Mohammed Adamu, the inspector-general of police, says Katsina state’s amnesty programme for bandits is not new because “such negotiations will bring peace”.
He said the federal government also granted amnesty to Niger Delta militants in the past.
The IGP further said the security situation in the country has improved compared to the two quarters ago, maintaining that banditry and kidnapping have reduced.
He was briefing state house correspondents after a meeting between President Muhammadu Buhari and security chiefs at the presidential villa on Thursday.
Katsina governor, Aminu Masari, was recently pictured meeting with the leader of bandits in his state and has been greeted with criticism.
But Adamu said: “When we are talking about peace initiative, there are a lot of things that we take into consideration: you give out something to get something. And this peace initiative did not start with the bandits in the north-western part of this country.
“If you remember, some years back we were having issues in the Niger Delta and those issues kinetic actions could not solve the problem until amnesty and peace initiative came up and what we had had in Niger Delta had gone.
“So, I think part of strategy to deal with challenges in terms of either security or war, there is peaceful negotiation too. So it is not that you are a bandit and on the course of the banditry you committed crime you must be punished when there is peace initiative going on. If you refused to accept the peace initiative of course you have to face the consequences.”

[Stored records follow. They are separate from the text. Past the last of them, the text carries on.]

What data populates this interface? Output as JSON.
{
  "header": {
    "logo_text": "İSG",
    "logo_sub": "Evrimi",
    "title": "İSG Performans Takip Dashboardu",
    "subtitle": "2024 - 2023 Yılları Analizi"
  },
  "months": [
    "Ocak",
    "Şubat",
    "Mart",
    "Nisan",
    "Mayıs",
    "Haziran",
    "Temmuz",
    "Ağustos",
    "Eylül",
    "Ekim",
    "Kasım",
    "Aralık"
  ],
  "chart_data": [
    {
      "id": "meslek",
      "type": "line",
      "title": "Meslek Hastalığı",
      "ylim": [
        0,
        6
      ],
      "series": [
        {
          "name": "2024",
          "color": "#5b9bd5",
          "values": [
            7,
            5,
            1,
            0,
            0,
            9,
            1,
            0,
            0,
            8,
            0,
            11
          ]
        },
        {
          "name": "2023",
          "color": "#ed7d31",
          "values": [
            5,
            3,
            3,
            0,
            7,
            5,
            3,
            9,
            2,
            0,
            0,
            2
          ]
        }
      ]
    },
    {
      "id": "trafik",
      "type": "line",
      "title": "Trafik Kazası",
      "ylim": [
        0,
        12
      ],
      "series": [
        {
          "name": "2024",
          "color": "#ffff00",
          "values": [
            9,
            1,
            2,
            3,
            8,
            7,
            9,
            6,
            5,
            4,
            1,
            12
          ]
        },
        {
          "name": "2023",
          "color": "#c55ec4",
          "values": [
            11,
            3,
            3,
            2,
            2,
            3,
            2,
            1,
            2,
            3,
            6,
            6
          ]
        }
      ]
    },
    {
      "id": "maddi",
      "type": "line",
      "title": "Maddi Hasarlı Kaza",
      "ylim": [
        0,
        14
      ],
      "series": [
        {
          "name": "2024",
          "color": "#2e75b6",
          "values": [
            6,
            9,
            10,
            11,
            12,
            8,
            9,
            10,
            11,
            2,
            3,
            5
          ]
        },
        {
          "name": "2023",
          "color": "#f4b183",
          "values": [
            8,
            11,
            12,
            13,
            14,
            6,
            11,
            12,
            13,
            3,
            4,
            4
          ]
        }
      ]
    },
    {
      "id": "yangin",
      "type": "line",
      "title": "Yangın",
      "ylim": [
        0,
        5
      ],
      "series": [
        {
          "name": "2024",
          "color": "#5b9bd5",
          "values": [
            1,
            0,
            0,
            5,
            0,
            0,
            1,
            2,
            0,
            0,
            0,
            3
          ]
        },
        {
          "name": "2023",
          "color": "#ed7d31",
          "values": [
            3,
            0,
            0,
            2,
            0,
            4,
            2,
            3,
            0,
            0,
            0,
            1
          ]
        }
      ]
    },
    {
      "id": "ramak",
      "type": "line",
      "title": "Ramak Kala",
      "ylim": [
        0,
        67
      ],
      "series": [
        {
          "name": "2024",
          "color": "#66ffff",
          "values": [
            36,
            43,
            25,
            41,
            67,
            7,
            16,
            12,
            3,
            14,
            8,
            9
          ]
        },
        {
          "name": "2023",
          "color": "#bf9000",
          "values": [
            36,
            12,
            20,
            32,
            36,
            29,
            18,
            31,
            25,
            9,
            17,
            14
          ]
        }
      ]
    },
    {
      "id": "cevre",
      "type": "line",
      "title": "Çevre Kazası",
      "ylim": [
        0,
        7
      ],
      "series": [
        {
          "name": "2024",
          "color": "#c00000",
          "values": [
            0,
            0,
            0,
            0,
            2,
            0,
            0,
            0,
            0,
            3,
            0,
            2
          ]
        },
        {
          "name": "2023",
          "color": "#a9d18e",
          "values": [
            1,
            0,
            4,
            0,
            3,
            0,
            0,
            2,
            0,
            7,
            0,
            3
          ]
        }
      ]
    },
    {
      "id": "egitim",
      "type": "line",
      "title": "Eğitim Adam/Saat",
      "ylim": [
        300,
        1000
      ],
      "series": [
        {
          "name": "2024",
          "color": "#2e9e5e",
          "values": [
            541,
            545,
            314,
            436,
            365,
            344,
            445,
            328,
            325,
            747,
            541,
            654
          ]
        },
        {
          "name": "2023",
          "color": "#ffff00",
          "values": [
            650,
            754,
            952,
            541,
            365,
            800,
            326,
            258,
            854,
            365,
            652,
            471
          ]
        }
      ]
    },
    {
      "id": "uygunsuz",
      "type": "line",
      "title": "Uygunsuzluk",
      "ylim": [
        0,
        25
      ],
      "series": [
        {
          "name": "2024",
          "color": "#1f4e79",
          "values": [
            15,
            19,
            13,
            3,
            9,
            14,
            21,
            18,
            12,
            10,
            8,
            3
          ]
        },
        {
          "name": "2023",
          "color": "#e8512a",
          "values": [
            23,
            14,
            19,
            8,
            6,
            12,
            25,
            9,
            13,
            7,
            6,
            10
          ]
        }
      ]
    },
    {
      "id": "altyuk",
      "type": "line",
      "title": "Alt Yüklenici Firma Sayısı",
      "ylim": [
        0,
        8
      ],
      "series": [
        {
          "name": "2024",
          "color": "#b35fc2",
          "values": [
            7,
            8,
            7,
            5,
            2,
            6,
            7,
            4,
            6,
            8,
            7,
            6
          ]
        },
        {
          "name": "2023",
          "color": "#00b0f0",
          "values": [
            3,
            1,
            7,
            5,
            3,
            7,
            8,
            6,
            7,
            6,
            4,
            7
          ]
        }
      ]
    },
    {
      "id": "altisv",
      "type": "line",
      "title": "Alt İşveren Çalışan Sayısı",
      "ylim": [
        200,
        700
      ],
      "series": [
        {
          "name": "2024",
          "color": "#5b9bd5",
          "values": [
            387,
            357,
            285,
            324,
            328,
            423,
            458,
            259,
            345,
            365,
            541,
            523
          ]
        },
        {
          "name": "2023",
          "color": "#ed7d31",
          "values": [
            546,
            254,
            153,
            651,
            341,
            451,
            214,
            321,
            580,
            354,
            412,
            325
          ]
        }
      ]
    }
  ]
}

Asked if he was comparing the Niger Delta militant agitation to the killings by bandits in the north-west, he replied: “It is not like comparison per se but giving an example how a negotiation and dialogue can bring peace.
“Even in terms of war, you go into dialogue so as to achieve certain level of peace. That is what I am trying to say. So if dialogue can bring peace, why do you have to use force? That is what I am just trying to say.”
Adamu said that reduction in crime rate is noticeable in Zamfara, Katsina and Kaduna states.
“For instance, in June, 2019, a total of 111 murder cases were reported nationally, while it reduced to 99 in July and 80 in August,” he said.
“One hundred and eighty-three armed robbery incidents were reported in June, with the rate dropping to 127 in July and 96 in August 2019.
“A similar decline was noticed in the rate of kidnapping with 134 incidents recorded in June, which declined to 112 in July and further declined to 83 in August.”